Yesterday I went big on the pleasures of gardening and its effect on our sense of wellbeing, but there’s another side to gardening that we simply can’t ignore. Crops fail, pests invade and consume them, and monster micro-organisms like blight can destroy a crop in days. Gardening/allotmentering isn’t a primrose path – even at the Potwell Inn.
So is this just the counterbalance to too much ‘delight’? Is every ointment obliged to have a fly in it? Can failure and disease ever make a contribution to our wellbeing?
The clue, I think, lies in the very last words from yesterday’s posting – the quote from Neitzsche – what doesn’t kill you makes you stronger. Suffering can never be good for you, and aside from some fairly specialised preferences will hardly lead to delight – but – when things go wrong on the allotment they’re rarely if ever going to do you any huge damage. It can make you sad, uncomfortable or even ashamed if, like us, you prune a grape vine too late and it starts to bleed sap, pints of the stuff!
But I’ll put my money on gardening increasing our resilience and therefore able to help us ride the more serious stuff that happens to us. On the allotment, often I think we’re practicing a set of emotional skills that we can apply elsewhere. Add to that time to think, time to meditate if you like and the argument that gardening increases our wellbeing becomes overwhelming. Somewhere within it there’s a spirituality that I’m content to leave unnamed.
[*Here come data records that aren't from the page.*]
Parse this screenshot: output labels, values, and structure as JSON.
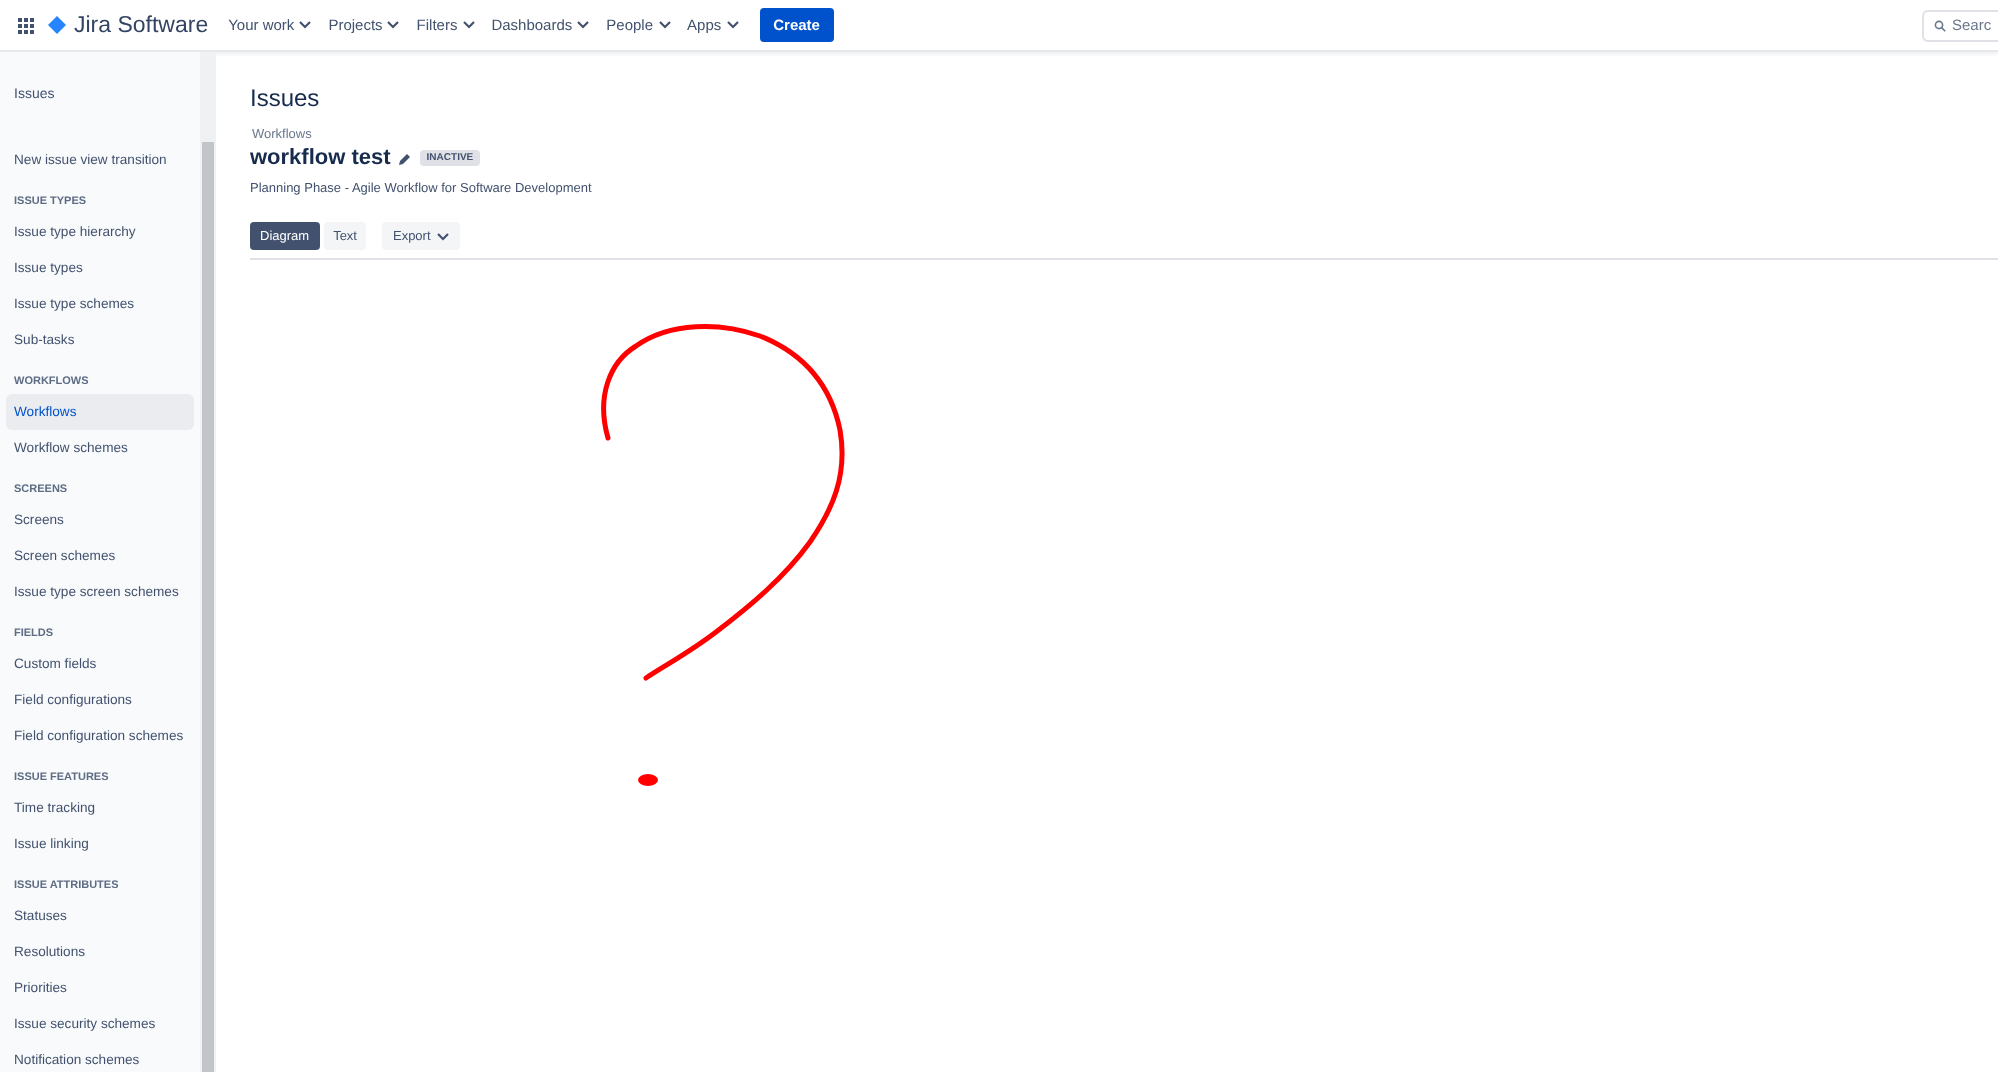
{
  "topbar": {
    "product": "Jira Software",
    "menus": [
      {
        "label": "Your work"
      },
      {
        "label": "Projects"
      },
      {
        "label": "Filters"
      },
      {
        "label": "Dashboards"
      },
      {
        "label": "People"
      },
      {
        "label": "Apps"
      }
    ],
    "create": "Create",
    "search": {
      "placeholder": "Searc"
    }
  },
  "sidebar": {
    "title": "Issues",
    "items": [
      {
        "label": "New issue view transition",
        "selected": false
      }
    ],
    "sections": [
      {
        "heading": "ISSUE TYPES",
        "items": [
          {
            "label": "Issue type hierarchy",
            "selected": false
          },
          {
            "label": "Issue types",
            "selected": false
          },
          {
            "label": "Issue type schemes",
            "selected": false
          },
          {
            "label": "Sub-tasks",
            "selected": false
          }
        ]
      },
      {
        "heading": "WORKFLOWS",
        "items": [
          {
            "label": "Workflows",
            "selected": true
          },
          {
            "label": "Workflow schemes",
            "selected": false
          }
        ]
      },
      {
        "heading": "SCREENS",
        "items": [
          {
            "label": "Screens",
            "selected": false
          },
          {
            "label": "Screen schemes",
            "selected": false
          },
          {
            "label": "Issue type screen schemes",
            "selected": false
          }
        ]
      },
      {
        "heading": "FIELDS",
        "items": [
          {
            "label": "Custom fields",
            "selected": false
          },
          {
            "label": "Field configurations",
            "selected": false
          },
          {
            "label": "Field configuration schemes",
            "selected": false
          }
        ]
      },
      {
        "heading": "ISSUE FEATURES",
        "items": [
          {
            "label": "Time tracking",
            "selected": false
          },
          {
            "label": "Issue linking",
            "selected": false
          }
        ]
      },
      {
        "heading": "ISSUE ATTRIBUTES",
        "items": [
          {
            "label": "Statuses",
            "selected": false
          },
          {
            "label": "Resolutions",
            "selected": false
          },
          {
            "label": "Priorities",
            "selected": false
          },
          {
            "label": "Issue security schemes",
            "selected": false
          },
          {
            "label": "Notification schemes",
            "selected": false
          }
        ]
      }
    ]
  },
  "main": {
    "title": "Issues",
    "breadcrumb": "Workflows",
    "workflow_name": "workflow test",
    "status": "INACTIVE",
    "description": "Planning Phase - Agile Workflow for Software Development",
    "view_tabs": [
      {
        "label": "Diagram",
        "selected": true
      },
      {
        "label": "Text",
        "selected": false
      }
    ],
    "export": "Export"
  }
}
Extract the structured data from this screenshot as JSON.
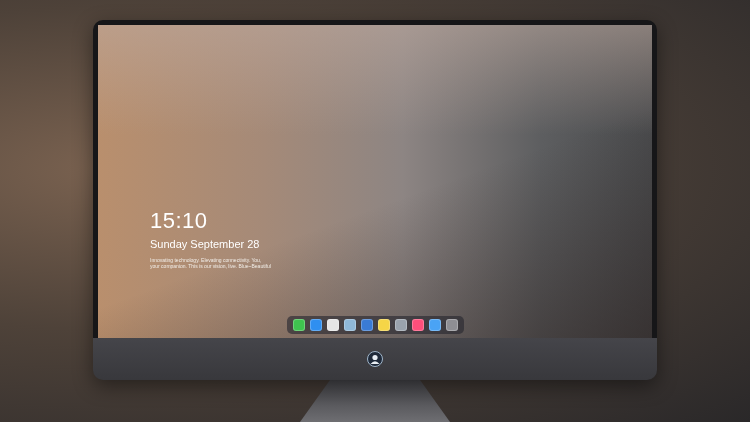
{
  "lock_screen": {
    "time": "15:10",
    "date": "Sunday September 28",
    "tagline": [
      "Innovating technology. Elevating connectivity. You,",
      "your companion. This is our vision, live. Blue~Beautiful"
    ]
  },
  "dock": {
    "apps": [
      {
        "color": "#3fc34f"
      },
      {
        "color": "#2f8ff0"
      },
      {
        "color": "#e6e6e6"
      },
      {
        "color": "#8fb8d8"
      },
      {
        "color": "#3a7bd5"
      },
      {
        "color": "#f5d547"
      },
      {
        "color": "#9aa3ad"
      },
      {
        "color": "#ff4f7b"
      },
      {
        "color": "#4aa3f5"
      },
      {
        "color": "#8e8e93"
      }
    ]
  }
}
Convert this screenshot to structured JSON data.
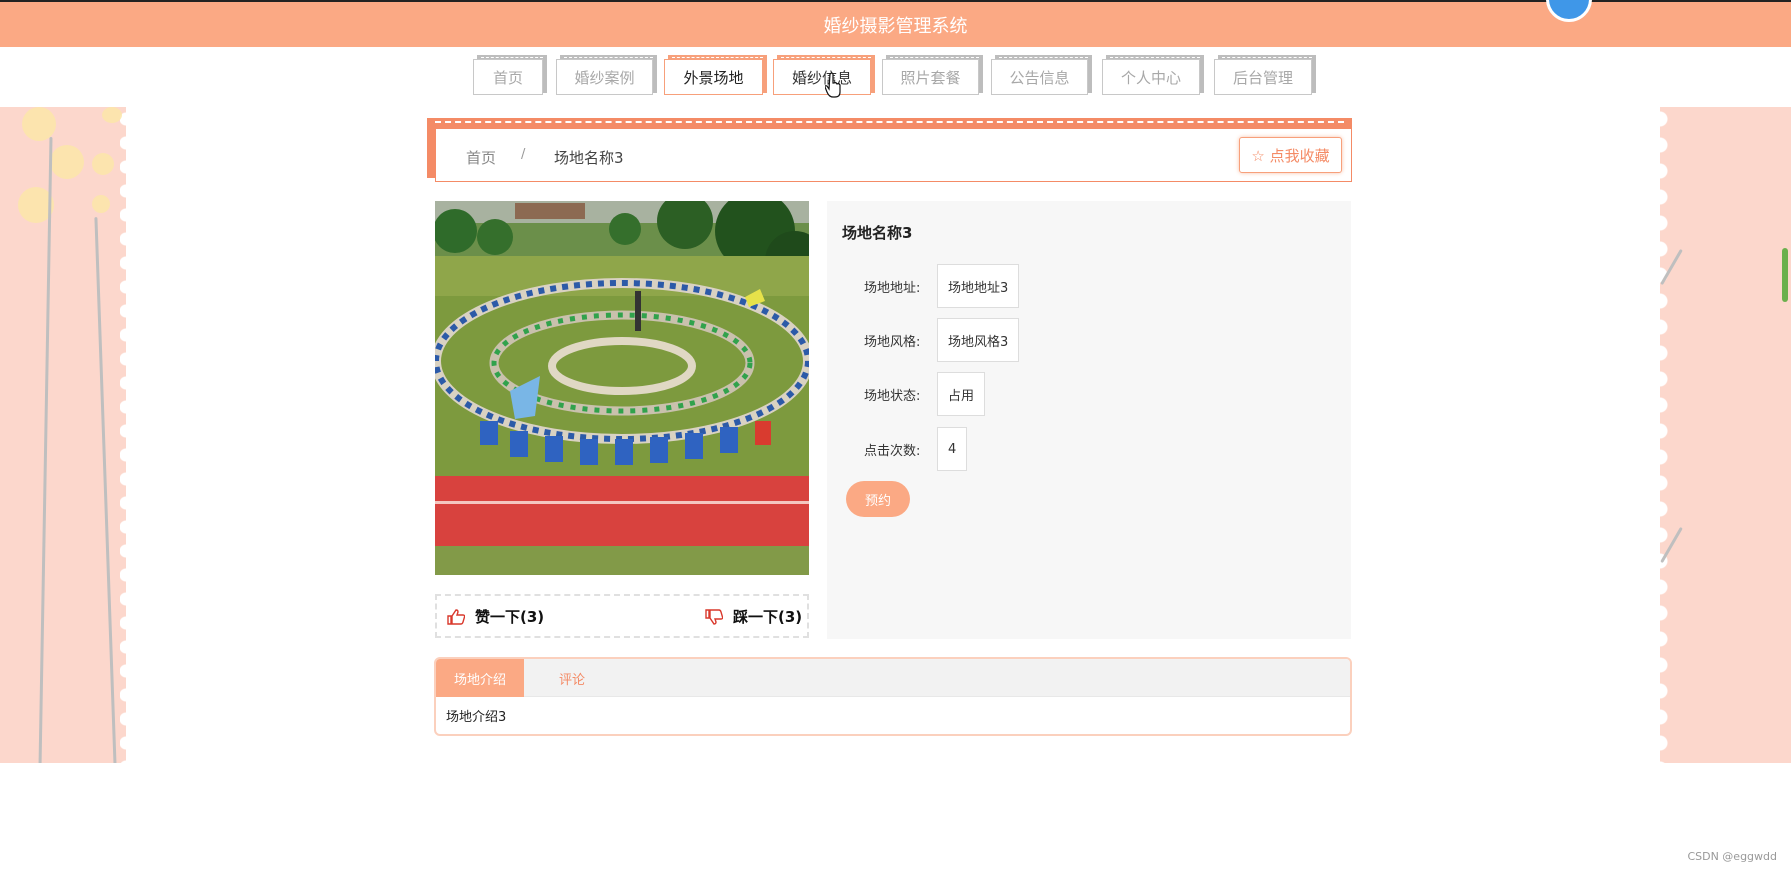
{
  "header": {
    "title": "婚纱摄影管理系统"
  },
  "nav": [
    "首页",
    "婚纱案例",
    "外景场地",
    "婚纱信息",
    "照片套餐",
    "公告信息",
    "个人中心",
    "后台管理"
  ],
  "breadcrumb": {
    "home": "首页",
    "sep": "/",
    "current": "场地名称3"
  },
  "favorite": {
    "label": "☆ 点我收藏"
  },
  "likes": {
    "like": "赞一下(3)",
    "dislike": "踩一下(3)"
  },
  "details": {
    "title": "场地名称3",
    "rows": [
      {
        "label": "场地地址:",
        "value": "场地地址3"
      },
      {
        "label": "场地风格:",
        "value": "场地风格3"
      },
      {
        "label": "场地状态:",
        "value": "占用"
      },
      {
        "label": "点击次数:",
        "value": "4"
      }
    ],
    "book": "预约"
  },
  "tabs": {
    "active": "场地介绍",
    "other": "评论",
    "content": "场地介绍3"
  },
  "watermark": "CSDN @eggwdd",
  "colors": {
    "accent": "#fba984",
    "accent_dark": "#f48b66",
    "side": "#fcd7cc"
  }
}
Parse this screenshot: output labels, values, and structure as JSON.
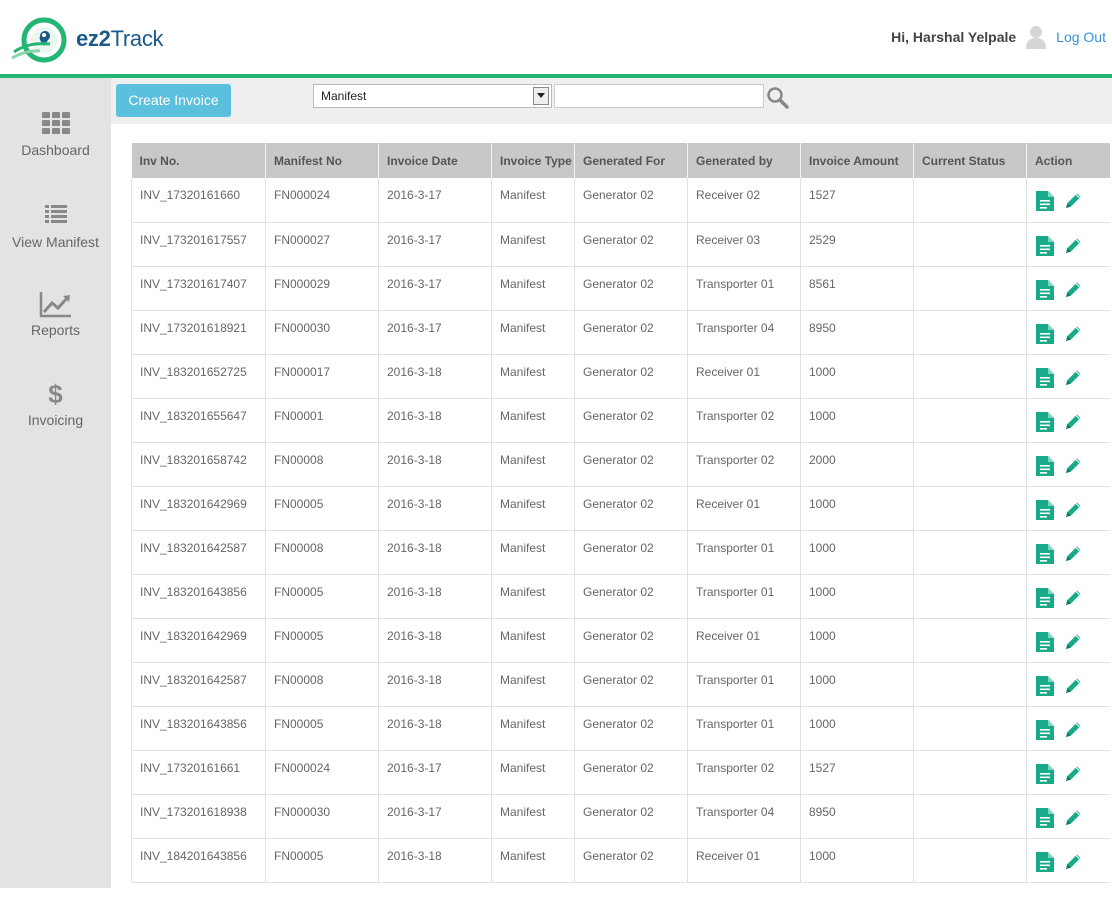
{
  "header": {
    "logo": {
      "brand_bold": "ez2",
      "brand_rest": "Track"
    },
    "greeting": "Hi, Harshal Yelpale",
    "logout_label": "Log Out"
  },
  "sidebar": {
    "items": [
      {
        "label": "Dashboard",
        "icon": "grid-icon"
      },
      {
        "label": "View Manifest",
        "icon": "list-icon"
      },
      {
        "label": "Reports",
        "icon": "chart-icon"
      },
      {
        "label": "Invoicing",
        "icon": "dollar-icon"
      }
    ]
  },
  "toolbar": {
    "create_label": "Create Invoice",
    "filter_selected": "Manifest",
    "search_value": ""
  },
  "table": {
    "columns": [
      "Inv No.",
      "Manifest No",
      "Invoice Date",
      "Invoice Type",
      "Generated For",
      "Generated by",
      "Invoice Amount",
      "Current Status",
      "Action"
    ],
    "rows": [
      [
        "INV_17320161660",
        "FN000024",
        "2016-3-17",
        "Manifest",
        "Generator 02",
        "Receiver 02",
        "1527",
        ""
      ],
      [
        "INV_173201617557",
        "FN000027",
        "2016-3-17",
        "Manifest",
        "Generator 02",
        "Receiver 03",
        "2529",
        ""
      ],
      [
        "INV_173201617407",
        "FN000029",
        "2016-3-17",
        "Manifest",
        "Generator 02",
        "Transporter 01",
        "8561",
        ""
      ],
      [
        "INV_173201618921",
        "FN000030",
        "2016-3-17",
        "Manifest",
        "Generator 02",
        "Transporter 04",
        "8950",
        ""
      ],
      [
        "INV_183201652725",
        "FN000017",
        "2016-3-18",
        "Manifest",
        "Generator 02",
        "Receiver 01",
        "1000",
        ""
      ],
      [
        "INV_183201655647",
        "FN00001",
        "2016-3-18",
        "Manifest",
        "Generator 02",
        "Transporter 02",
        "1000",
        ""
      ],
      [
        "INV_183201658742",
        "FN00008",
        "2016-3-18",
        "Manifest",
        "Generator 02",
        "Transporter 02",
        "2000",
        ""
      ],
      [
        "INV_183201642969",
        "FN00005",
        "2016-3-18",
        "Manifest",
        "Generator 02",
        "Receiver 01",
        "1000",
        ""
      ],
      [
        "INV_183201642587",
        "FN00008",
        "2016-3-18",
        "Manifest",
        "Generator 02",
        "Transporter 01",
        "1000",
        ""
      ],
      [
        "INV_183201643856",
        "FN00005",
        "2016-3-18",
        "Manifest",
        "Generator 02",
        "Transporter 01",
        "1000",
        ""
      ],
      [
        "INV_183201642969",
        "FN00005",
        "2016-3-18",
        "Manifest",
        "Generator 02",
        "Receiver 01",
        "1000",
        ""
      ],
      [
        "INV_183201642587",
        "FN00008",
        "2016-3-18",
        "Manifest",
        "Generator 02",
        "Transporter 01",
        "1000",
        ""
      ],
      [
        "INV_183201643856",
        "FN00005",
        "2016-3-18",
        "Manifest",
        "Generator 02",
        "Transporter 01",
        "1000",
        ""
      ],
      [
        "INV_17320161661",
        "FN000024",
        "2016-3-17",
        "Manifest",
        "Generator 02",
        "Transporter 02",
        "1527",
        ""
      ],
      [
        "INV_173201618938",
        "FN000030",
        "2016-3-17",
        "Manifest",
        "Generator 02",
        "Transporter 04",
        "8950",
        ""
      ],
      [
        "INV_184201643856",
        "FN00005",
        "2016-3-18",
        "Manifest",
        "Generator 02",
        "Receiver 01",
        "1000",
        ""
      ]
    ],
    "action_icons": [
      "document-icon",
      "pencil-icon"
    ]
  },
  "colors": {
    "accent_green": "#22b573",
    "brand_blue": "#1c5a8a",
    "create_button": "#5bc0de",
    "link_blue": "#3a8fd6",
    "icon_teal": "#1aaa8a",
    "sidebar_bg": "#e3e3e3",
    "header_row": "#c8c8c8"
  }
}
I’ve always tried to keep this blog real. I can’t stand the style maazines and seed catalogues that suggest it’s all a breeze use uses the word ‘fantastic’ in every sentence. For me ‘fantastic’ is first cousin to ‘fantasy’, and what we create in a garden is real, not fantasy.
To finish, though, on a brighter note, when the vegetables start to ripen and we get to taste them the question inevitably comes up – do they taste better? By the time we got back from the allotment yesterday we were too tired to cook, but earlier – in the morning I’d made a big batch of pesto and so I cooked some linguini and that was supper. Whenever food scientists try to answer the flavour question I’m pretty sure they grab a bag of organic whatever, and a bag of its non-organic equivalent and test them against one another. Both will have travelled hundreds if not a thousand miles in a refrigerated lorry and sat around in a supermarket distribution warehouse and, surprise surprise, you can’t tell the difference.
They should do the comparison with today’s pesto, or fresh peas straight off the vine. There’s the delight!